David McConkey: No, I think as these technologies evolve, the rules continue to change. So the reason we like the bespoke assays so much is that they've been prospectively validated, they're very sensitive and specific. They avoid a lot of the problems associated with things like field cancerization and clonal hematopoiesis, but they don't tell us much about how to treat the patient. It's, for example, very informative to know what the ctDNA is telling us about FGFR3 mutations, which a number of groups are showing can be different in metastatic lesions compared to local tumor. And in many cases, what happens is that new mutations appear in the blood that weren't seen originally in the original tumor, and those patients, therefore, would be eligible for erdafitinib.

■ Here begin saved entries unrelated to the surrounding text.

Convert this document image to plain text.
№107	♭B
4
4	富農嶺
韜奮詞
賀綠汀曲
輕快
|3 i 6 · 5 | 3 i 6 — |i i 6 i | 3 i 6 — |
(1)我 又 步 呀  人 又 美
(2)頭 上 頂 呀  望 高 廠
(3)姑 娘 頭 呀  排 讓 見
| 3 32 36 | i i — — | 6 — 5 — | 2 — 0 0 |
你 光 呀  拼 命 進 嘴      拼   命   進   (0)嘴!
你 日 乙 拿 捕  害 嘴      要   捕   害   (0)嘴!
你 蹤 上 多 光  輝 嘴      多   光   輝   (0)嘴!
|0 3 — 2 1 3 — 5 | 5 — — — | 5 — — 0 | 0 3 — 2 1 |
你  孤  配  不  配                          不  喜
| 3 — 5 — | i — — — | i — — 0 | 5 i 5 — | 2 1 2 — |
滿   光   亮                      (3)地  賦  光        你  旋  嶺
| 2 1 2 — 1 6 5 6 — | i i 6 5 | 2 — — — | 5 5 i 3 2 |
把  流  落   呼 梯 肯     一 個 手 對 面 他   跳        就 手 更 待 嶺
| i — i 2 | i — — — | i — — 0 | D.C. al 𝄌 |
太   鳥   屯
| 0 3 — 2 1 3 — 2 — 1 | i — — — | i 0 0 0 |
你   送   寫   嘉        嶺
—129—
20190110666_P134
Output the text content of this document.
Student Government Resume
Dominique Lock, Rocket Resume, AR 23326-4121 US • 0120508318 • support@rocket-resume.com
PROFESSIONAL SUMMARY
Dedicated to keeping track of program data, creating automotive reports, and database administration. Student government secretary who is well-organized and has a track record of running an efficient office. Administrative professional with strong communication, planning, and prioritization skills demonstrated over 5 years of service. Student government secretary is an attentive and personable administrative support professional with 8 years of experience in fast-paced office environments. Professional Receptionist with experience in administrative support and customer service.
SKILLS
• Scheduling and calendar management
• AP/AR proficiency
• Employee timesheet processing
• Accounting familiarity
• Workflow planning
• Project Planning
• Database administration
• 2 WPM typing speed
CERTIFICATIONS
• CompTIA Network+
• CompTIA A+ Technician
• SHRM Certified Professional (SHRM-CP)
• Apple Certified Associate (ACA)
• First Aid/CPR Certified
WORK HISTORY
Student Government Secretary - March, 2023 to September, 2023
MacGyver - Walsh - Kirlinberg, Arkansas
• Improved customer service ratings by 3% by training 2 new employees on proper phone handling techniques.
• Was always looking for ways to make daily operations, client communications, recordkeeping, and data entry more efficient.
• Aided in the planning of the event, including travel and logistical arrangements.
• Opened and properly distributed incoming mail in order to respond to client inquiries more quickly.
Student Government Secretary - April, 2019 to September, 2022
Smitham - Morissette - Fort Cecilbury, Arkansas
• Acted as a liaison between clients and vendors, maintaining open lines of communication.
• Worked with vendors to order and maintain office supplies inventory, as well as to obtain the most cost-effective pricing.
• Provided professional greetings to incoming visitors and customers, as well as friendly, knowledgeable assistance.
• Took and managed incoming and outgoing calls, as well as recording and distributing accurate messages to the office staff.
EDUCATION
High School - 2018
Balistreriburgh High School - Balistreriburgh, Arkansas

So I think that's just one example, and there will be others, I'm sure, of how these panels will be able to tell us something about therapeutic targets. And maybe ATM and ERCC2, which were two of the DDR mutations, will turn out to be important for certain therapies that we're using right now. We still are using therapies that damage DNA in some cases, as now they're just being used as ADCs. So I think that there's a complementary role for these panels in patients, especially metastatic disease. But I think at this point there's very strong evidence that the current bespoke panels are much more accurate in terms of measuring minimal residual disease, which is what IMvigor011 did to change clinical practice, in my opinion.

Ashish Kamat: And again, you know that here at MD Anderson, Scott Kopetz and their group have the INTERCEPT Program that has really been sort of a multipronged MRD assay. And we in GU have also launched what we call the Guardian Program, which incorporates circulating tumor DNA, utDNA, AI, machine learning, everything. Essentially welcomes all the new technology to sort of come in so we can then see what works best. But I really think that what you mentioned about we should be excited, but we still need to wait for the data to mature before we make it standard of care is a critical cautionary point because we really... neither you nor I are politicians. We don't set cost. But at the same time, there are cost access issues, right. Here in North America, we are a little bit spoiled, but I am a global citizen, and I see many places in the world where patients are paying out of pocket for tests that may not actually be currently clinically validated. So David, as always, I really want to compliment you on all the work that you're doing, but also for being a very reasonable voice and not just coming on the bandwagon and saying, "Do it because I say so." So thank you for the time and thank you for your wisdom.

David McConkey: Always good to see you. Thank you, Ashish.